Las crisis no eran momentos. Eran semanas. Dormir inclinado sobre una almohada alta, como si eso bastara para negociar con los pulmones. No se duerme. Se sobrevive, se calcula cada respiración como si fueras un buzo atrapado en un traje de niño.
Mi hermano Israel se la rifó, aunque nadie se lo pidió. Compartíamos cuarto. Él intentaba dormir, yo resoplaba. Con el chillido de mi pecho, él intentaba descansar, yo me preparaba para otra madrugada con el pecho apretado como si alguien se sentara ahí, invisible, durante horas.
Mis papás lo intentaron todo. Lo digo sin drama, con admiración. Buscaron médicos, curanderos, recetas, climas, fórmulas. Toda su energía puesta en entender cómo ayudar a un niño que no podía respirar tranquilo. Hasta que un día apareció el ventolín. No mames. En la primera inhalación sentí lo que otros sienten sin saberlo: aire limpio, cuerpo abierto, vida sin pedos. Lloré, pero callado. Llorar también apretaba el pecho.

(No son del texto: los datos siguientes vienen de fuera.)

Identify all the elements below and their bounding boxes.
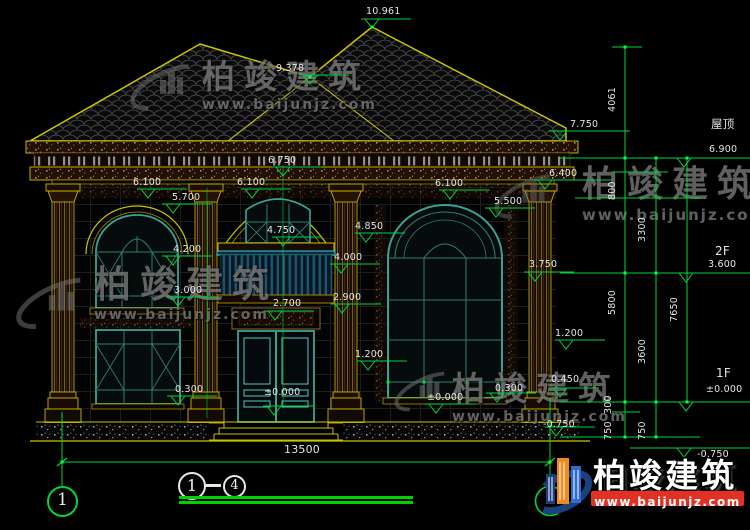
title-block: 1 1 4 轴立面图 1:100: [0, 0, 750, 525]
title-axis-end-bubble: 4: [223, 475, 246, 498]
title-axis-separator: [205, 484, 221, 487]
title-underline: [179, 496, 413, 499]
cad-viewer-canvas: { "drawing": { "title": { "axis_start": …: [0, 0, 750, 525]
axis-bubble-1: 1: [47, 486, 78, 517]
title-underline: [179, 501, 413, 504]
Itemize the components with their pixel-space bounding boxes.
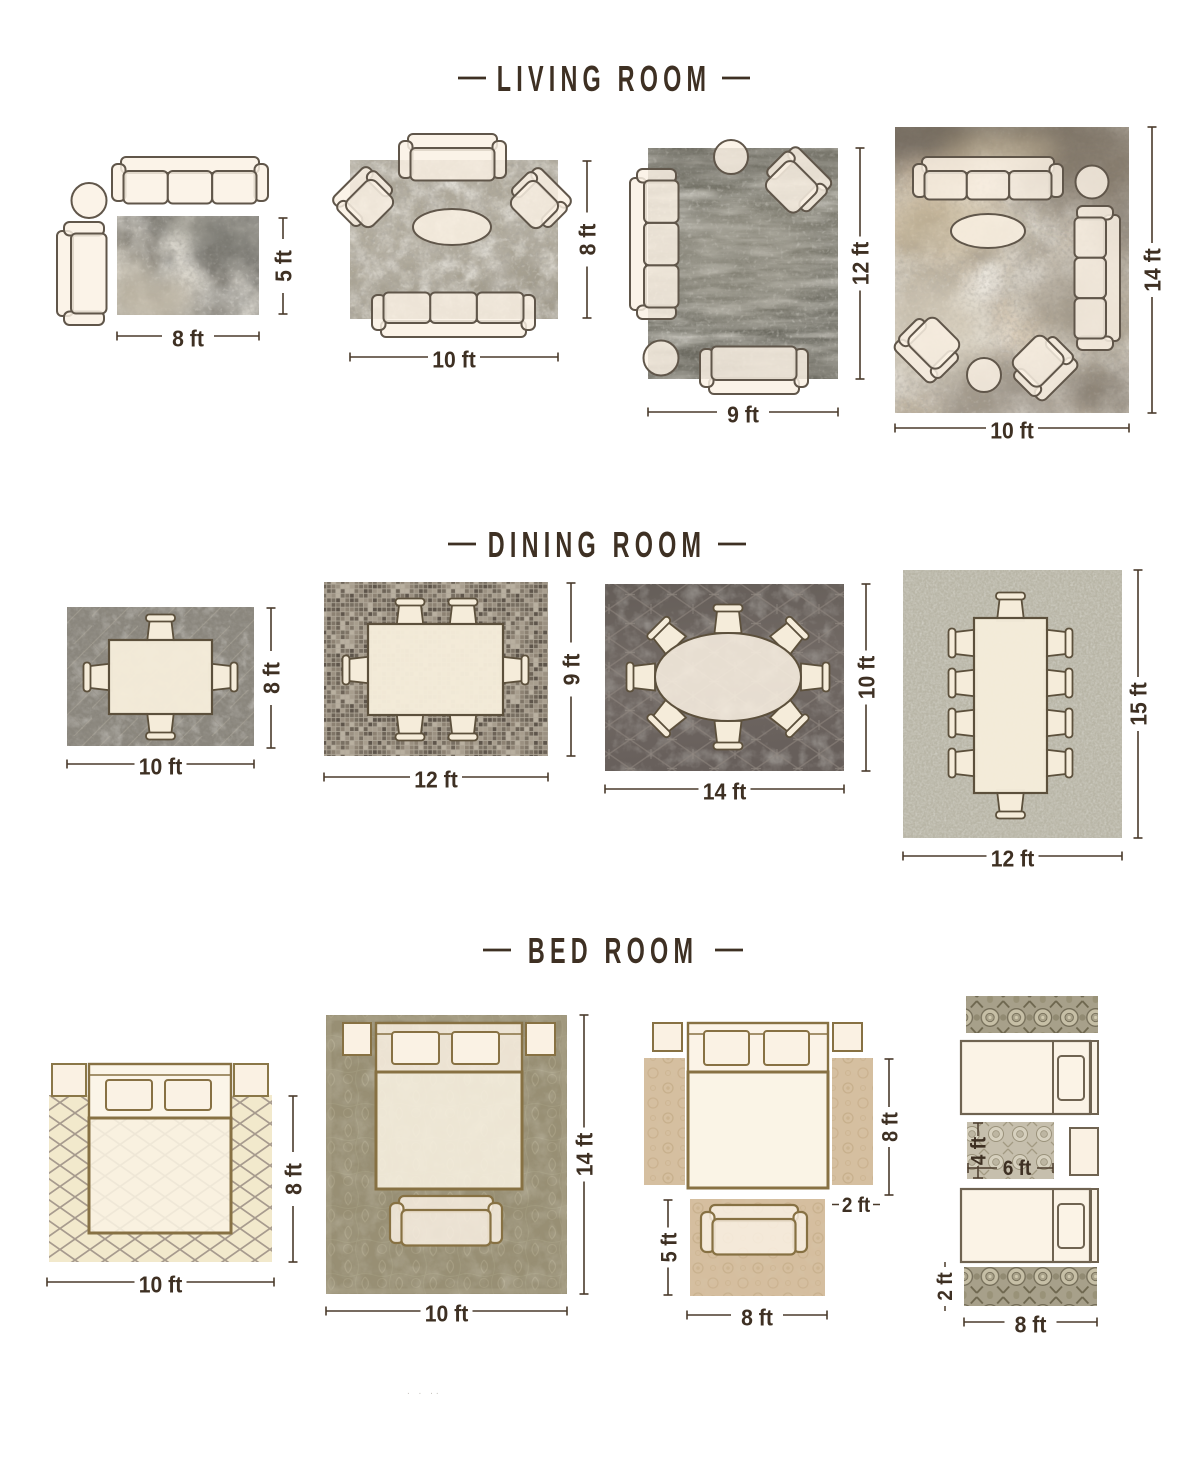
svg-text:4 ft: 4 ft (968, 1136, 991, 1165)
svg-text:10 ft: 10 ft (853, 655, 879, 699)
svg-text:10 ft: 10 ft (432, 346, 476, 372)
svg-text:5 ft: 5 ft (658, 1233, 682, 1263)
svg-text:12 ft: 12 ft (847, 241, 873, 285)
svg-text:LIVING ROOM: LIVING ROOM (497, 60, 711, 99)
svg-text:12 ft: 12 ft (414, 766, 458, 792)
svg-text:12 ft: 12 ft (991, 845, 1035, 871)
svg-text:9 ft: 9 ft (727, 401, 759, 427)
svg-text:DINING ROOM: DINING ROOM (488, 526, 706, 565)
svg-text:8 ft: 8 ft (172, 325, 204, 351)
svg-text:. . ..: . . .. (407, 1386, 442, 1397)
svg-text:15 ft: 15 ft (1125, 682, 1151, 726)
svg-text:10 ft: 10 ft (139, 753, 183, 779)
svg-text:14 ft: 14 ft (703, 778, 747, 804)
svg-text:8 ft: 8 ft (741, 1304, 773, 1330)
svg-text:2 ft: 2 ft (934, 1272, 957, 1301)
svg-text:5 ft: 5 ft (270, 250, 296, 282)
svg-text:14 ft: 14 ft (1139, 248, 1165, 292)
svg-text:9 ft: 9 ft (558, 653, 584, 685)
svg-text:8 ft: 8 ft (258, 662, 284, 694)
svg-text:6 ft: 6 ft (1003, 1157, 1032, 1180)
svg-text:10 ft: 10 ft (425, 1300, 469, 1326)
svg-text:10 ft: 10 ft (990, 417, 1034, 443)
svg-text:8 ft: 8 ft (1015, 1311, 1047, 1337)
svg-text:BED ROOM: BED ROOM (528, 932, 698, 971)
svg-text:8 ft: 8 ft (574, 223, 600, 255)
svg-text:8 ft: 8 ft (280, 1163, 306, 1195)
svg-text:8 ft: 8 ft (879, 1112, 903, 1142)
svg-text:2 ft: 2 ft (842, 1194, 871, 1217)
svg-text:10 ft: 10 ft (139, 1271, 183, 1297)
svg-text:14 ft: 14 ft (571, 1132, 597, 1176)
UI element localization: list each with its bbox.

El asma me marcó. Me limitó. Me enseñó a medir todo lo que se siente antes de sentirlo. ¿Puedo emocionarme? ¿Puedo correr? ¿Puedo enojarme? Vivía en modo cálculo, con el cuerpo como obstáculo. Pero también me dejó algo que aprendí más tarde: que esto no es solo físico. Lo emocional jala el gatillo.
Hoy tengo el control. No total, pero suficiente. Ya no es un enemigo, es un compañero molesto que aprendí a negociar. A veces lo olvido. A veces regresa a recordarme que respirar, ese acto automático, puede ser un privilegio. Y un esfuerzo.